The exhibition game will take place on September 1 at the Olympic Stadium in Rome with “all-star players” like FC Barcelona’s Lionel Messi and the legendary – and contentious - Diego Maradona taking the pitch for the event.
The match will be hosted by the Pupi Foundation, a Buenos Aires-based charity founded by the Argentine soccer player Javier “Pupi” Zanetti, as well as the Pontifical Academy for Social Science.
Besides Messi and Maradona, Brazilian star Neymar is expected to play along with Yossi Benayoun, an Israeli National Team star, along with former Italian star Robert Baggio, a renowned Buddhist, and former French player Zinedine Zidane, who professes Islam.
Maradona posted on his Facebook page that he was excited and honored to be invited by the Pontiff to play for the cause in Rome.
“It is an honor to be invited by Pope #Francis, to participate in the Interreligious Match for Peace, on September 1st, at the Olympic Stadium of Rome,” the Facebook post said.
“More than anything, the goal is to show the coexistence of different religions on the soccer field,” a spokesperson for the Pupi Foundation told Fox News Latino.

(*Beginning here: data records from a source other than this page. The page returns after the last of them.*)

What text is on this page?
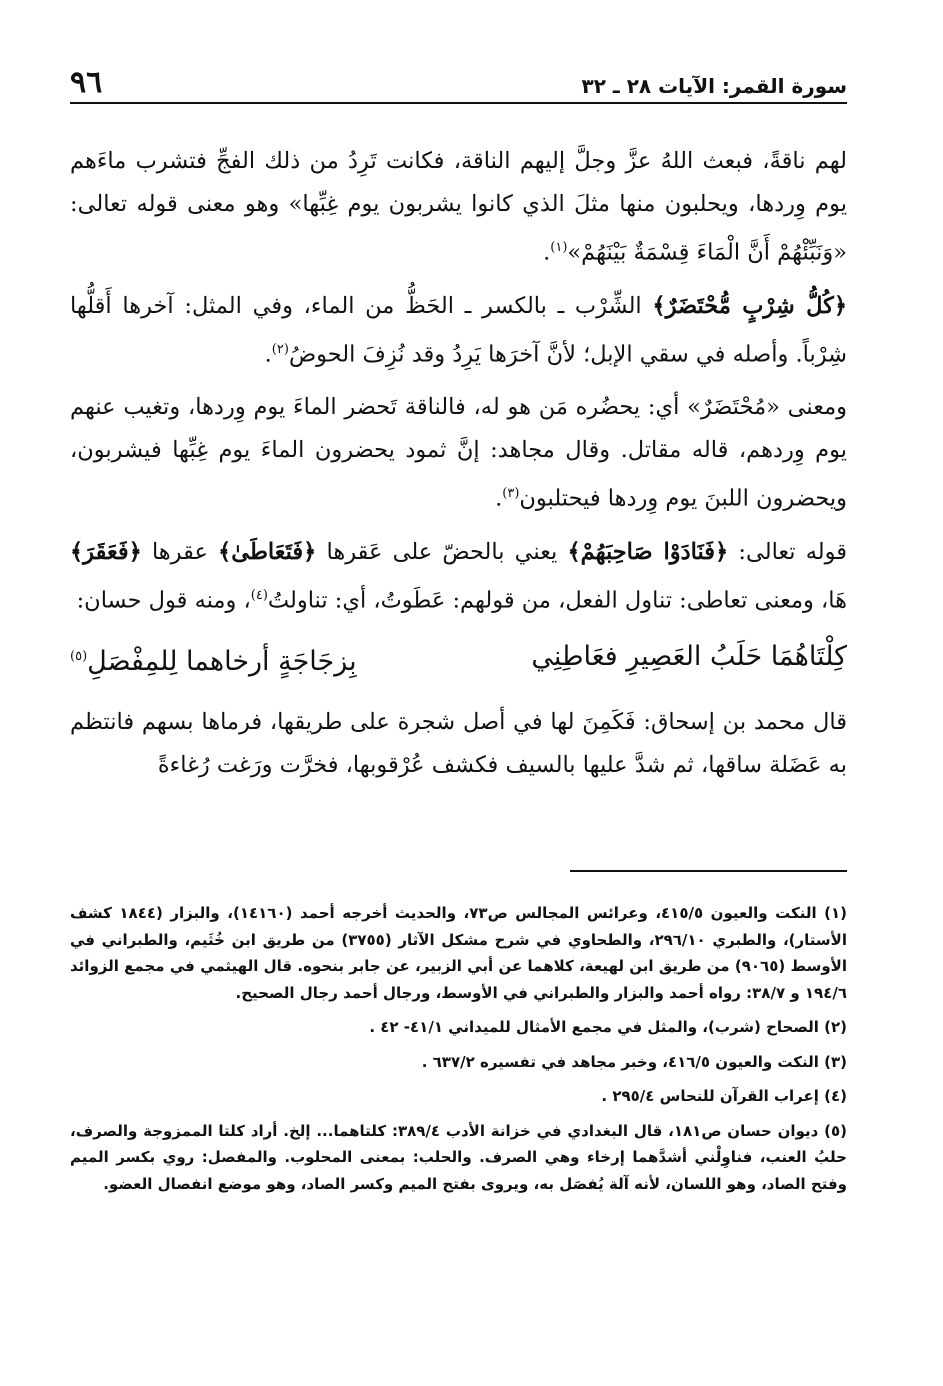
سورة القمر: الآيات ٢٨ ـ ٣٢
٩٦

لهم ناقةً، فبعث اللهُ عزَّ وجلَّ إليهم الناقة، فكانت تَرِدُ من ذلك الفجِّ فتشرب ماءَهم يوم وِردها، ويحلبون منها مثلَ الذي كانوا يشربون يوم غِبِّها» وهو معنى قوله تعالى: «وَنَبِّئْهُمْ أَنَّ الْمَاءَ قِسْمَةٌ بَيْنَهُمْ»$^{(١)}$.

﴿كُلُّ شِرْبٍ مُّحْتَضَرٌ﴾ الشِّرْب ـ بالكسر ـ الحَظُّ من الماء، وفي المثل: آخرها أَقلُّها شِرْباً. وأصله في سقي الإبل؛ لأنَّ آخرَها يَرِدُ وقد نُزِفَ الحوضُ$^{(٢)}$.

ومعنى «مُحْتَضَرٌ» أي: يحضُره مَن هو له، فالناقة تَحضر الماءَ يوم وِردها، وتغيب عنهم يوم وِردهم، قاله مقاتل. وقال مجاهد: إنَّ ثمود يحضرون الماءَ يوم غِبِّها فيشربون، ويحضرون اللبنَ يوم وِردها فيحتلبون$^{(٣)}$.

قوله تعالى: ﴿فَنَادَوْا صَاحِبَهُمْ﴾ يعني بالحضّ على عَقرها ﴿فَتَعَاطَىٰ﴾ عقرها ﴿فَعَقَرَ﴾ هَا، ومعنى تعاطى: تناول الفعل، من قولهم: عَطَوتُ، أي: تناولتُ$^{(٤)}$، ومنه قول حسان:

كِلْتَاهُمَا حَلَبُ العَصِيرِ فعَاطِنِي
بِزجَاجَةٍ أرخاهما لِلمِفْصَلِ$^{(٥)}$

قال محمد بن إسحاق: فَكَمِنَ لها في أصل شجرة على طريقها، فرماها بسهم فانتظم به عَضَلة ساقها، ثم شدَّ عليها بالسيف فكشف عُرْقوبها، فخرَّت ورَغت رُغاءةً

(١) النكت والعيون ٤١٥/٥، وعرائس المجالس ص٧٣، والحديث أخرجه أحمد (١٤١٦٠)، والبزار (١٨٤٤ كشف الأستار)، والطبري ٢٩٦/١٠، والطحاوي في شرح مشكل الآثار (٣٧٥٥) من طريق ابن خُثَيم، والطبراني في الأوسط (٩٠٦٥) من طريق ابن لهيعة، كلاهما عن أبي الزبير، عن جابر بنحوه. قال الهيثمي في مجمع الزوائد ١٩٤/٦ و ٣٨/٧: رواه أحمد والبزار والطبراني في الأوسط، ورجال أحمد رجال الصحيح.

(٢) الصحاح (شرب)، والمثل في مجمع الأمثال للميداني ٤١/١- ٤٢ .

(٣) النكت والعيون ٤١٦/٥، وخبر مجاهد في تفسيره ٦٣٧/٢ .

(٤) إعراب القرآن للنحاس ٢٩٥/٤ .

(٥) ديوان حسان ص١٨١، قال البغدادي في خزانة الأدب ٣٨٩/٤: كلتاهما... إلخ. أراد كلتا الممزوجة والصرف، حلبُ العنب، فناوِلْني أشدَّهما إرخاء وهي الصرف. والحلب: بمعنى المحلوب. والمفصل: روي بكسر الميم وفتح الصاد، وهو اللسان، لأنه آلة يُفصَل به، ويروى بفتح الميم وكسر الصاد، وهو موضع انفصال العضو.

He added that the funds raised in the event will go to Scholas Ocurrentes, an organization sponsored by the pope to better education standards across the world, as well as the Pupi Foundation, which focuses on family values and children’s rights.
The idea of the match, officially called Partita per la Pace (Match For Peace), was communicated by Pope Francis to Zanetti when they met in Rome back in April of 2013.
However, the current war between Israel and the pro-Palestinian group Hamas gives an additional impetus to the reason for the game.